Considerazioni inattuali di uno studente innamorato del latino

L’istruzione: anacronistica o… inattuale?
Ecco una domanda che, appena pronunciata, suscita molteplici spunti di discussione in tal senso.
A rispondervi in maniera esaustiva è proprio Giovanni Vailati, famoso matematico noto principalmente per le questioni di carattere pedagogico-didattico da egli portate alla luce. Si servì di un’interpretazione scientifico-utilitaristica del pragmatismo che mira «a scartare un certo numero di questioni inutili: inutili, però, non per altra ragione che perché esse non sono che delle questioni apparenti o, più precisamente, non sono delle questioni affatto».
Suggerisce, in parole povere, di far buon uso della logica matematica, eliminando le parti sature dell’insegnamento al fine di garantire i mezzi e gli strumenti atti a demolire gli ostacoli propri della stessa scuola; afferma altresì che è volto all’eliminazione delle “questioni fittizie” generate dallo sterile esercizio filosofico proprio della scuola, che invece dovrebbe servire esclusivamente da supporto alle scoperte scientifiche.
«Pertanto l’illustre filosofo sminuisce il ruolo della filosofia, etichettandola come superflua e sovrabbondante?»
Assolutamente no. O meglio, circoscrive i poteri della disciplina solo ad un determinato ambito della conoscenza. Pur essendo infatti un sapere tramandato da tempi immemori non è essenziale, a suo dire, nello sviluppo del meccanismo logico-matematico adeguato. Similmente a quanto detto della filosofia si esprime in merito ai danni intellettuali che invece vengono causati dai cosiddetti “temi in classe”, utili unicamente ad «esprimere sentimenti, idee, persuasioni che non si hanno o non si sentono», mortificando di conseguenza la retorica.
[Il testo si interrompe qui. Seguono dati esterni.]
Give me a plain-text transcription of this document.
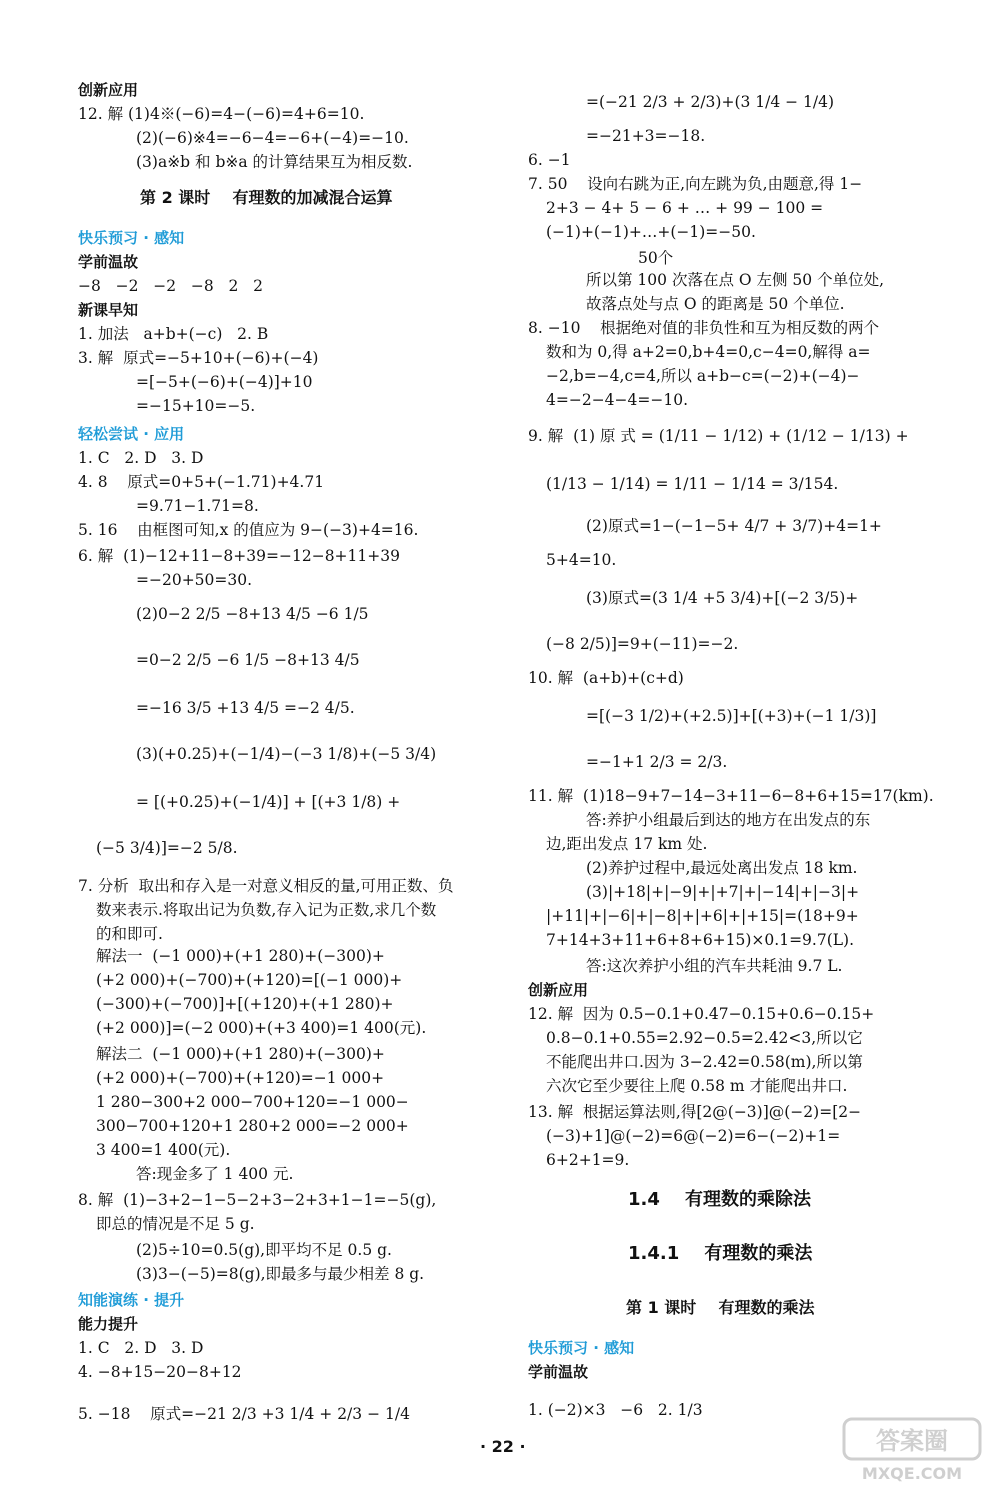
创新应用
12. 解 (1)4※(−6)=4−(−6)=4+6=10.
(2)(−6)※4=−6−4=−6+(−4)=−10.
(3)a※b 和 b※a 的计算结果互为相反数.
第 2 课时    有理数的加减混合运算
快乐预习 · 感知
学前温故
−8   −2   −2   −8   2   2
新课早知
1. 加法   a+b+(−c)   2. B
3. 解  原式=−5+10+(−6)+(−4)
=[−5+(−6)+(−4)]+10
=−15+10=−5.
轻松尝试 · 应用
1. C   2. D   3. D
4. 8    原式=0+5+(−1.71)+4.71
=9.71−1.71=8.
5. 16    由框图可知,x 的值应为 9−(−3)+4=16.
6. 解  (1)−12+11−8+39=−12−8+11+39
=−20+50=30.
(2)0−2 2/5 −8+13 4/5 −6 1/5
=0−2 2/5 −6 1/5 −8+13 4/5
=−16 3/5 +13 4/5 =−2 4/5.
(3)(+0.25)+(−1/4)−(−3 1/8)+(−5 3/4)
= [(+0.25)+(−1/4)] + [(+3 1/8) +
(−5 3/4)]=−2 5/8.
7. 分析  取出和存入是一对意义相反的量,可用正数、负
数来表示.将取出记为负数,存入记为正数,求几个数
的和即可.
解法一  (−1 000)+(+1 280)+(−300)+
(+2 000)+(−700)+(+120)=[(−1 000)+
(−300)+(−700)]+[(+120)+(+1 280)+
(+2 000)]=(−2 000)+(+3 400)=1 400(元).
解法二  (−1 000)+(+1 280)+(−300)+
(+2 000)+(−700)+(+120)=−1 000+
1 280−300+2 000−700+120=−1 000−
300−700+120+1 280+2 000=−2 000+
3 400=1 400(元).
答:现金多了 1 400 元.
8. 解  (1)−3+2−1−5−2+3−2+3+1−1=−5(g),
即总的情况是不足 5 g.
(2)5÷10=0.5(g),即平均不足 0.5 g.
(3)3−(−5)=8(g),即最多与最少相差 8 g.
知能演练 · 提升
能力提升
1. C   2. D   3. D
4. −8+15−20−8+12
5. −18    原式=−21 2/3 +3 1/4 + 2/3 − 1/4
=(−21 2/3 + 2/3)+(3 1/4 − 1/4)
=−21+3=−18.
6. −1
7. 50    设向右跳为正,向左跳为负,由题意,得 1−
2+3 − 4+ 5 − 6 + … + 99 − 100 =
(−1)+(−1)+…+(−1)=−50.
50个
所以第 100 次落在点 O 左侧 50 个单位处,
故落点处与点 O 的距离是 50 个单位.
8. −10    根据绝对值的非负性和互为相反数的两个
数和为 0,得 a+2=0,b+4=0,c−4=0,解得 a=
−2,b=−4,c=4,所以 a+b−c=(−2)+(−4)−
4=−2−4−4=−10.
9. 解  (1) 原 式 = (1/11 − 1/12) + (1/12 − 1/13) +
(1/13 − 1/14) = 1/11 − 1/14 = 3/154.
(2)原式=1−(−1−5+ 4/7 + 3/7)+4=1+
5+4=10.
(3)原式=(3 1/4 +5 3/4)+[(−2 3/5)+
(−8 2/5)]=9+(−11)=−2.
10. 解  (a+b)+(c+d)
=[(−3 1/2)+(+2.5)]+[(+3)+(−1 1/3)]
=−1+1 2/3 = 2/3.
11. 解  (1)18−9+7−14−3+11−6−8+6+15=17(km).
答:养护小组最后到达的地方在出发点的东
边,距出发点 17 km 处.
(2)养护过程中,最远处离出发点 18 km.
(3)|+18|+|−9|+|+7|+|−14|+|−3|+
|+11|+|−6|+|−8|+|+6|+|+15|=(18+9+
7+14+3+11+6+8+6+15)×0.1=9.7(L).
答:这次养护小组的汽车共耗油 9.7 L.
创新应用
12. 解  因为 0.5−0.1+0.47−0.15+0.6−0.15+
0.8−0.1+0.55=2.92−0.5=2.42<3,所以它
不能爬出井口.因为 3−2.42=0.58(m),所以第
六次它至少要往上爬 0.58 m 才能爬出井口.
13. 解  根据运算法则,得[2@(−3)]@(−2)=[2−
(−3)+1]@(−2)=6@(−2)=6−(−2)+1=
6+2+1=9.
1.4    有理数的乘除法
1.4.1    有理数的乘法
第 1 课时    有理数的乘法
快乐预习 · 感知
学前温故
1. (−2)×3   −6   2. 1/3
· 22 ·	答案圈
MXQE.COM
«Ma quindi, cosa concorre alla Formamentis del discente nelle scuole?»
Contrariamente a quanto si possa immaginare, i fattori che influenzano l’apprendimento del singolo sono molteplici: per semplicità di seguito verranno trattati esclusivamente il cosiddetto “apprendimento mnemonico” e il “ragionamento logico attivo”. Al di là dei vari indirizzi che un adolescente decide di perseguire, due sole sono le costanti che caratterizzano quelli di più alto livello: lo studio applicato e approfondito delle cosiddette “materie umanistiche” (servendosi della “mnemotecnica”), e quello delle cosiddette “materie scientifiche” (servendosi del puro raziocinio e delle abilità logico-matematiche apprese).
Ma ritorniamo a Giovanni Vailati. Nonostante sembri che il filosofo ritenga di assoluta importanza esclusivamente lo studio delle “scienze naturali”, deplorando le altre discipline, sarebbe del tutto errato affermare qualcosa di simile: riteneva infatti che «lo studio dei fatti linguistici e grammaticali, tanto nelle lingue antiche che moderne, può offrire, per l’esercizio e l’educazione appunto di tali attitudini [le abilità logico-matematiche], un campo non meno vasto e non meno degno di essere utilizzato» e ancora «gli studi linguistici hanno assunto, già da più di un secolo, il carattere di una scienza non meno “naturale” di quanto lo siano la botanica o la biologia». Alla luce di queste sue dichiarazioni, si focalizza in special modo sullo studio del latino che, allora come oggi, era oggetto di forti critiche che ne sottolineavano l’inutilità (apparente): non solo lo studio applicato di suddetta disciplina permette una maggiore comprensione sia della lingua italiana che della corrispettiva storia, ma permette in primis lo sviluppo e in secundis l’allenamento delle attitudini precedentemente citate.
In sintesi, l’apprendimento del latino è un’opportunità unica.